At 12:28 AM 3/20/2011, you wrote:
>The two voltages were separated by a "dead zone in the wire; there
>was a manually-thrown changeover switch under each interurban car,
>operated by a lever and linkage.
>--- On Sat, 3/19/11, Don Ross <don0731 at gte.net> wrote:
>
>From: Don Ross <don0731 at gte.net>
>Subject: [milwaukee-electric] Re: Harrison Street station NSL
>To: milwaukee-electric at lists.dementia.org
>Date: Saturday, March 19, 2011, 11:22 PM
>
>All on 600V. No 1200 on the North Shore. The TM had 1200 for a
>short time but they gave up the 1200 also. South Shore is 1200. No
>problem in crossing between TM, North Shore, and South Shore. No crossings.

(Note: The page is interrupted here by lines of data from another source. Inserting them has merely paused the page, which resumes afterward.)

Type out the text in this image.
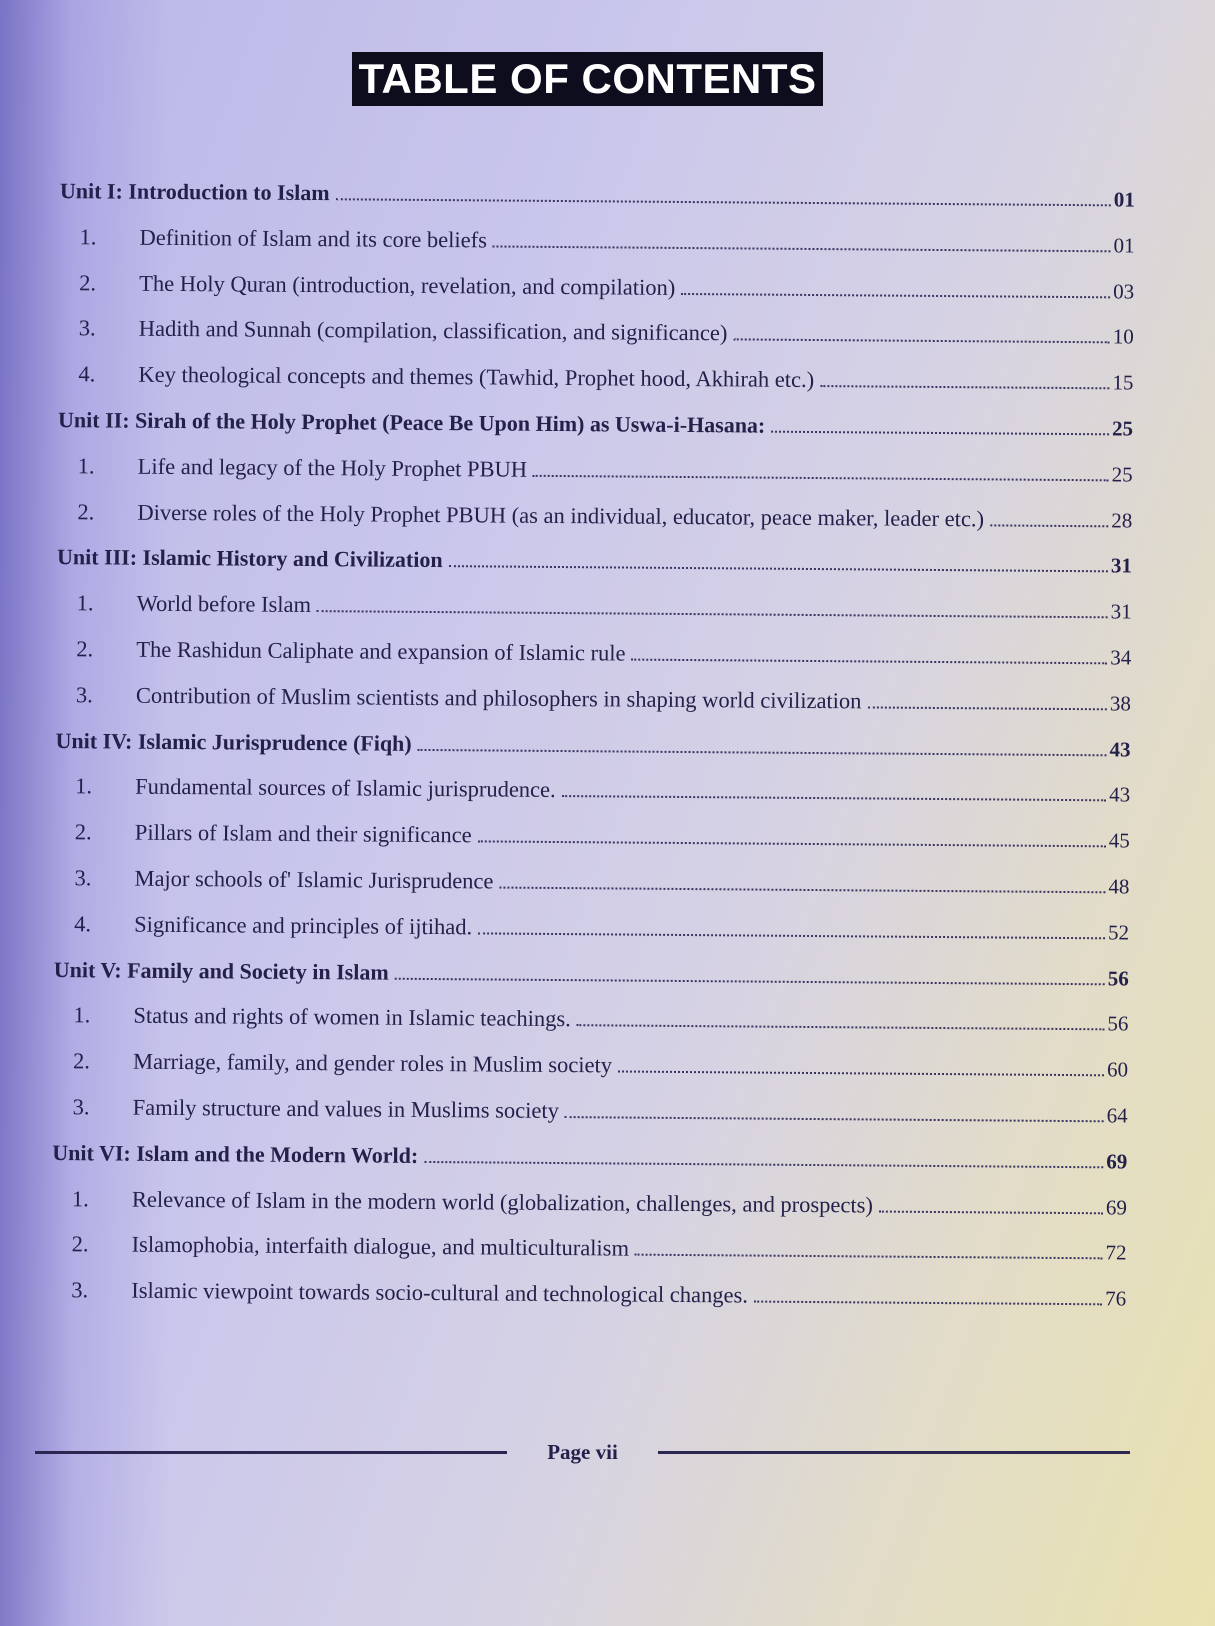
TABLE OF CONTENTS
Unit I: Introduction to Islam	01
1.	Definition of Islam and its core beliefs	01
2.	The Holy Quran (introduction, revelation, and compilation)	03
3.	Hadith and Sunnah (compilation, classification, and significance)	10
4.	Key theological concepts and themes (Tawhid, Prophet hood, Akhirah etc.)	15
Unit II: Sirah of the Holy Prophet (Peace Be Upon Him) as Uswa-i-Hasana:	25
1.	Life and legacy of the Holy Prophet PBUH	25
2.	Diverse roles of the Holy Prophet PBUH (as an individual, educator, peace maker, leader etc.)	28
Unit III: Islamic History and Civilization	31
1.	World before Islam	31
2.	The Rashidun Caliphate and expansion of Islamic rule	34
3.	Contribution of Muslim scientists and philosophers in shaping world civilization	38
Unit IV: Islamic Jurisprudence (Fiqh)	43
1.	Fundamental sources of Islamic jurisprudence.	43
2.	Pillars of Islam and their significance	45
3.	Major schools of' Islamic Jurisprudence	48
4.	Significance and principles of ijtihad.	52
Unit V: Family and Society in Islam	56
1.	Status and rights of women in Islamic teachings.	56
2.	Marriage, family, and gender roles in Muslim society	60
3.	Family structure and values in Muslims society	64
Unit VI: Islam and the Modern World:	69
1.	Relevance of Islam in the modern world (globalization, challenges, and prospects)	69
2.	Islamophobia, interfaith dialogue, and multiculturalism	72
3.	Islamic viewpoint towards socio-cultural and technological changes.	76
Page vii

>I don't know how the TM did the switch when they still had 1200. I
>think they just ran slow when they ran on 600 wire.
>Don (the younger)
>
>At 11:03 PM 3/19/2011, you wrote:
> >Concerning the rotary converters... Assuming that streetcars ran on 600V
> >and the interurbans ran on, say, 1200V, how did the two types of coaches
> >coexist on 1200V lines? Did the streetcars use a dropping resistor on
> >1200V lines, or did the interurbans run, albeit slower, on 600V for the
> >1/2 mile of trackage leading to/from the PSB to Hibernia. Seeing that
> >human operators were usually employed to synchronize the converters at
> >substations, did the interurbans ever convert to unmanned mercury-vapor
> >rectifier setups at their substations?
> >
> >On 3/19/2011 11:05 PM, Don Ross wrote:
> > > I thought I had explained the area. Harrison Street was the end of
> > > the street. North of the area was residential. Then we had private
> > > trackage from South. On the East Side of the main line was the
> > > rotary convertor, shops, storage tracks, and the truck trailler
> > > tracks. West of the main line was the station. It was a 2 story
> > > building on the south end of the building and on the north side was
> > > the MD depot. Besides the track than along the station, a second
> > > track served as a unloading area.
> > > The station itself was also used as a waiting room. I don't remember
> > > if there was an agent there or if they just used collectors on the cars.